Ma in realtà ha solo guardato la cultura con gli occhi della scienziata.

Ida Magli anche negli ultimi anni ha analizzato il mondo da un punto di vista antropologico e non sociale. Ho quasi la certezza che parlando e scrivendo pubblicamente non abbia mai fatto una dichiarazione personale, ma si sia sempre attenuta alla sua ricerca. Anche quando ha parlato in maniera difficile da comprendere di quelle categorie sociali che proteggiamo ed enfatizziamo, non sempre per giustizia ed eguaglianza.
Solo guardando con occhi liberati dal pensiero globale, riuscendo a fare i giusti  distinguo possiamo tranquillamente leggere quei suoi ultimi interventi –  che, visti in un altro modo, potrebbero sembrare solo deliri.

È questo che ci ha insegnato Ida Magli: saper vedere.

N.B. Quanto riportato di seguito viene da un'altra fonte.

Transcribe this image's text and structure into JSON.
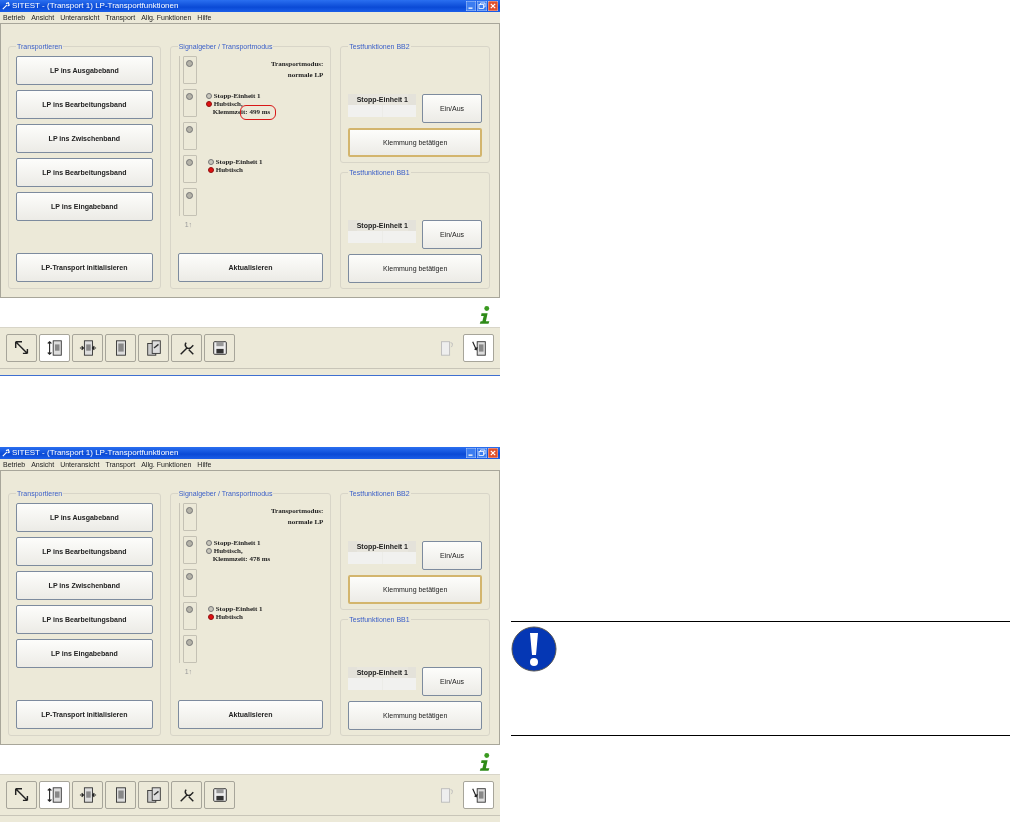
{
  "screens": [
    {
      "window": {
        "title": "SITEST - (Transport 1) LP-Transportfunktionen"
      },
      "menu": [
        "Betrieb",
        "Ansicht",
        "Unteransicht",
        "Transport",
        "Allg. Funktionen",
        "Hilfe"
      ],
      "transport": {
        "title": "Transportieren",
        "buttons": [
          "LP ins Ausgabeband",
          "LP ins Bearbeitungsband",
          "LP ins Zwischenband",
          "LP ins Bearbeitungsband",
          "LP ins Eingabeband"
        ],
        "init_button": "LP-Transport initialisieren"
      },
      "signal": {
        "title": "Signalgeber / Transportmodus",
        "slots": [
          {
            "kind": "mode",
            "lines": [
              "Transportmodus:",
              "normale LP"
            ]
          },
          {
            "kind": "status",
            "lines": [
              {
                "kind": "led",
                "text": "Stopp-Einheit 1",
                "lit": false
              },
              {
                "kind": "led",
                "text": "Hubtisch,",
                "lit": true
              },
              {
                "kind": "note",
                "text": "Klemmzeit: 499 ms",
                "highlighted": true
              }
            ]
          },
          {
            "kind": "empty"
          },
          {
            "kind": "status",
            "lines": [
              {
                "kind": "led",
                "text": "Stopp-Einheit 1",
                "lit": false
              },
              {
                "kind": "led",
                "text": "Hubtisch",
                "lit": true
              }
            ]
          },
          {
            "kind": "empty"
          }
        ],
        "footer": "1↑",
        "button": "Aktualisieren"
      },
      "tests": [
        {
          "title": "Testfunktionen BB2",
          "unit": "Stopp-Einheit 1",
          "toggle_button": "Ein/Aus",
          "clamp_button": {
            "label": "Klemmung betätigen",
            "focused": true
          }
        },
        {
          "title": "Testfunktionen BB1",
          "unit": "Stopp-Einheit 1",
          "toggle_button": "Ein/Aus",
          "clamp_button": {
            "label": "Klemmung betätigen",
            "focused": false
          }
        }
      ],
      "toolbar": {
        "left": [
          {
            "selected": false
          },
          {
            "selected": true
          },
          {
            "selected": false
          },
          {
            "selected": false
          },
          {
            "selected": false
          },
          {
            "selected": false
          },
          {
            "selected": false
          }
        ],
        "right": [
          {
            "selected": false,
            "disabled": true
          },
          {
            "selected": true,
            "disabled": false
          }
        ]
      }
    },
    {
      "window": {
        "title": "SITEST - (Transport 1) LP-Transportfunktionen"
      },
      "menu": [
        "Betrieb",
        "Ansicht",
        "Unteransicht",
        "Transport",
        "Allg. Funktionen",
        "Hilfe"
      ],
      "transport": {
        "title": "Transportieren",
        "buttons": [
          "LP ins Ausgabeband",
          "LP ins Bearbeitungsband",
          "LP ins Zwischenband",
          "LP ins Bearbeitungsband",
          "LP ins Eingabeband"
        ],
        "init_button": "LP-Transport initialisieren"
      },
      "signal": {
        "title": "Signalgeber / Transportmodus",
        "slots": [
          {
            "kind": "mode",
            "lines": [
              "Transportmodus:",
              "normale LP"
            ]
          },
          {
            "kind": "status",
            "lines": [
              {
                "kind": "led",
                "text": "Stopp-Einheit 1",
                "lit": false
              },
              {
                "kind": "led",
                "text": "Hubtisch,",
                "lit": false
              },
              {
                "kind": "note",
                "text": "Klemmzeit: 478 ms",
                "highlighted": false
              }
            ]
          },
          {
            "kind": "empty"
          },
          {
            "kind": "status",
            "lines": [
              {
                "kind": "led",
                "text": "Stopp-Einheit 1",
                "lit": false
              },
              {
                "kind": "led",
                "text": "Hubtisch",
                "lit": true
              }
            ]
          },
          {
            "kind": "empty"
          }
        ],
        "footer": "1↑",
        "button": "Aktualisieren"
      },
      "tests": [
        {
          "title": "Testfunktionen BB2",
          "unit": "Stopp-Einheit 1",
          "toggle_button": "Ein/Aus",
          "clamp_button": {
            "label": "Klemmung betätigen",
            "focused": true
          }
        },
        {
          "title": "Testfunktionen BB1",
          "unit": "Stopp-Einheit 1",
          "toggle_button": "Ein/Aus",
          "clamp_button": {
            "label": "Klemmung betätigen",
            "focused": false
          }
        }
      ],
      "toolbar": {
        "left": [
          {
            "selected": false
          },
          {
            "selected": true
          },
          {
            "selected": false
          },
          {
            "selected": false
          },
          {
            "selected": false
          },
          {
            "selected": false
          },
          {
            "selected": false
          }
        ],
        "right": [
          {
            "selected": false,
            "disabled": true
          },
          {
            "selected": true,
            "disabled": false
          }
        ]
      }
    }
  ],
  "notice": {
    "kind": "important"
  }
}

All’epoca uno dei nostri slogan più cari era il personale è politico. Con questo intendevamo dire  che bisognava affrontare la polis con la stessa cura e coinvolgimento con cui affrontavamo il nostro privato, perché si trattava di un bene fondamentale e inalienabile.
Poi questo pensiero si è modificato. Nessuno riesce più a separare il pubblico dal privato, la complessità e la diversificazione non sembrano avere cittadinanza, si tende a puntare ad un unico concetto al quale si può soltanto aderire o essere contro. Eppure si tratta sempre di un concetto creato dalla cultura, di un concetto che risponde a necessità o mode raramente spontanee, anche se all’apparenza sembrano scaturire dal basso.
Ovvero di un concetto simbolico che rappresenta, forse, un pensiero collettivo, ma che in realtà proviene da altrove.

Ida Magli era scomoda, era attenta, andava  a caccia delle immagini simboliche nascoste ovunque, perché sapeva che lì  si annidano i nemici, non solo delle donne alle quali ha sempre offerto strumenti per combattere, ma anche dell’evoluzione della cultura.

Perché nessuno, in realtà, può mai davvero tornare indietro.